You get to a stage in living -- esp after marriage and children -- this stuff matters less and it's a more fleeting sadness.

Plus, again, it makes you appreciate what you have and I hope that it works out different for my kids also.
posted by skepticallypleased at 7:03 PM on October 8, 2017 [6 favorites]


Whenever I find myself reliving some bullshit, I've trained myself to just say, "I love you." Meaning me, I love me. I am the sum of everything that's happened to me and that I've done, good, bad or acutely embarrassing, and I'm indivisible. It felt really awkward and dumb at first, but I have found it does shut that kind of self-torture right down.

Me: "Then she said, then I said, but she thought I was being, but I really meant..."
Me: "I love you."
Me:
Me: "Alright then, let's get some sleep."
posted by pH Indicating Socks at 8:10 PM on October 8, 2017 [16 favorites]
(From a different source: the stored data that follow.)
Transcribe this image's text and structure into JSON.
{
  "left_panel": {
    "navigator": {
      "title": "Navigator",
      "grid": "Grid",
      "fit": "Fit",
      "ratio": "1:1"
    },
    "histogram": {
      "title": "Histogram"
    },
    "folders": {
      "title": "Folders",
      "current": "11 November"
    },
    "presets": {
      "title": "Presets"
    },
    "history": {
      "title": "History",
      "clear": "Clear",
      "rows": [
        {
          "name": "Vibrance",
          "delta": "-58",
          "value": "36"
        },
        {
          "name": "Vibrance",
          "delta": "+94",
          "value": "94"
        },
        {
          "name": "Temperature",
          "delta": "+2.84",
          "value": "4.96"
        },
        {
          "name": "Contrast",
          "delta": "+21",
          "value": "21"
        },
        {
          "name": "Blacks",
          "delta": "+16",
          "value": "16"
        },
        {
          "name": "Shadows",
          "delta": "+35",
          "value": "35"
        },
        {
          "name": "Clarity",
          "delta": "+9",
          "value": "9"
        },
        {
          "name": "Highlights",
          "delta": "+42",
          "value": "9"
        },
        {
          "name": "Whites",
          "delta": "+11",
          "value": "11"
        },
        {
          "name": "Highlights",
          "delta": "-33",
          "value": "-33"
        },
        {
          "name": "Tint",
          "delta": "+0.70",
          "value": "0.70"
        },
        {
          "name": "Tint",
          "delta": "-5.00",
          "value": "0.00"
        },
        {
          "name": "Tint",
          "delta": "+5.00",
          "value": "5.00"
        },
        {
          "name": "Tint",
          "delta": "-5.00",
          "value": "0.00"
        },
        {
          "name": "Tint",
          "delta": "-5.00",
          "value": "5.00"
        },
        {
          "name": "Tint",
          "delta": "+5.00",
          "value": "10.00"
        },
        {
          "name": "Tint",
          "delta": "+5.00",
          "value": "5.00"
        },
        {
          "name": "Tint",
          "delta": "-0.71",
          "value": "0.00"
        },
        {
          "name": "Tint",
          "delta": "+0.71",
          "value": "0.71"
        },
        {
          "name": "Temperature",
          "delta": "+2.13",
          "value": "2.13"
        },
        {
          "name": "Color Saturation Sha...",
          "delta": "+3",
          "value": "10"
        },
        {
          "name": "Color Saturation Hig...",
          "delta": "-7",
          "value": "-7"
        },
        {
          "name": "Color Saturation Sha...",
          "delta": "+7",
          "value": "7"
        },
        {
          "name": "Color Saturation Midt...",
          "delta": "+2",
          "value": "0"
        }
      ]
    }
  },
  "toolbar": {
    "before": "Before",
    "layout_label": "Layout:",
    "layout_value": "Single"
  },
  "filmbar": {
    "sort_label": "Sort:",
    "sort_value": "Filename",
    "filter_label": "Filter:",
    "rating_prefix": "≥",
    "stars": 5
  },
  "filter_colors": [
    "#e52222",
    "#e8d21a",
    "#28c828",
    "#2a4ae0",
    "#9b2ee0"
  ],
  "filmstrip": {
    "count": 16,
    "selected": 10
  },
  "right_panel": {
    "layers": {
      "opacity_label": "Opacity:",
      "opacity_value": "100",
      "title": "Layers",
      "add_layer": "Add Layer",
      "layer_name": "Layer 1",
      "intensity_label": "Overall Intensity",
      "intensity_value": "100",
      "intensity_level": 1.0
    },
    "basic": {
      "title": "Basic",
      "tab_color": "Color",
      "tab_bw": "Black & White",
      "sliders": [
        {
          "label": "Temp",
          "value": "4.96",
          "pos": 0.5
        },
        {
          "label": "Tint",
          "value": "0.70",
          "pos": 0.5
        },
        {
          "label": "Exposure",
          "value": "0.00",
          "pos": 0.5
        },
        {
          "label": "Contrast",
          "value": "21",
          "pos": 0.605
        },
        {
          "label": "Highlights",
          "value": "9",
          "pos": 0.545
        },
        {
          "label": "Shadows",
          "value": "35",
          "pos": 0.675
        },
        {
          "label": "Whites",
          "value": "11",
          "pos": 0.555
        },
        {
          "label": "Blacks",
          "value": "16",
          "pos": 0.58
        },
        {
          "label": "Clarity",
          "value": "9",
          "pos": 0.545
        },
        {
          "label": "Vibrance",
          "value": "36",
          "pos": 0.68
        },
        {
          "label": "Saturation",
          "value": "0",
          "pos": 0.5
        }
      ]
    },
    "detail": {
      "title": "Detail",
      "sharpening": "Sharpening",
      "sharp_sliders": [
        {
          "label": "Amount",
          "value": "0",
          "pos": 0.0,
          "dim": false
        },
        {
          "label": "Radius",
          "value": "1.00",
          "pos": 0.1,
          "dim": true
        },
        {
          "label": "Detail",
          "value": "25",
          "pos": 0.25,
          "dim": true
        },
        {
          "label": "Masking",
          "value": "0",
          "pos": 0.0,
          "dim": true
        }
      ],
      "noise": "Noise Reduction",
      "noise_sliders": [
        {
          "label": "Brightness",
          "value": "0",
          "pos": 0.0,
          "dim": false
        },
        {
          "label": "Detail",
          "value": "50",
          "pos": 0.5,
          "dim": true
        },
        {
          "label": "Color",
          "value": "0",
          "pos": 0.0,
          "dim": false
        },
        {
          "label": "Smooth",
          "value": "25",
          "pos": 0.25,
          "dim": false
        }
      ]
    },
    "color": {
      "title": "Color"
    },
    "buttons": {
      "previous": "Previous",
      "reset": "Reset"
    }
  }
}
I have had a few past friendships or relationships where even if a decade or three has passed, I still mull the ending of them more than I feel I ought to. The number one thing that has helped me has been the passage of time. The number two thing has been asking myself loving questions like: "What is it that I still have to learn from that friendship/relationship that makes me think about it?" and "What reminded you of them today?". Most of the time, when I have been nudged into thinking about those past relationships/friendships, it has been a result of my either actively pursuing knowledge about that person or being reminded of them through something sensory - a smell, a sound, the look on someone's face.

One other thing is that I haven't yet replaced them. Whatever the reasons were for their loss of friendship, it left a hole in my social sphere that I haven't adequately filled. That's another thing to work on.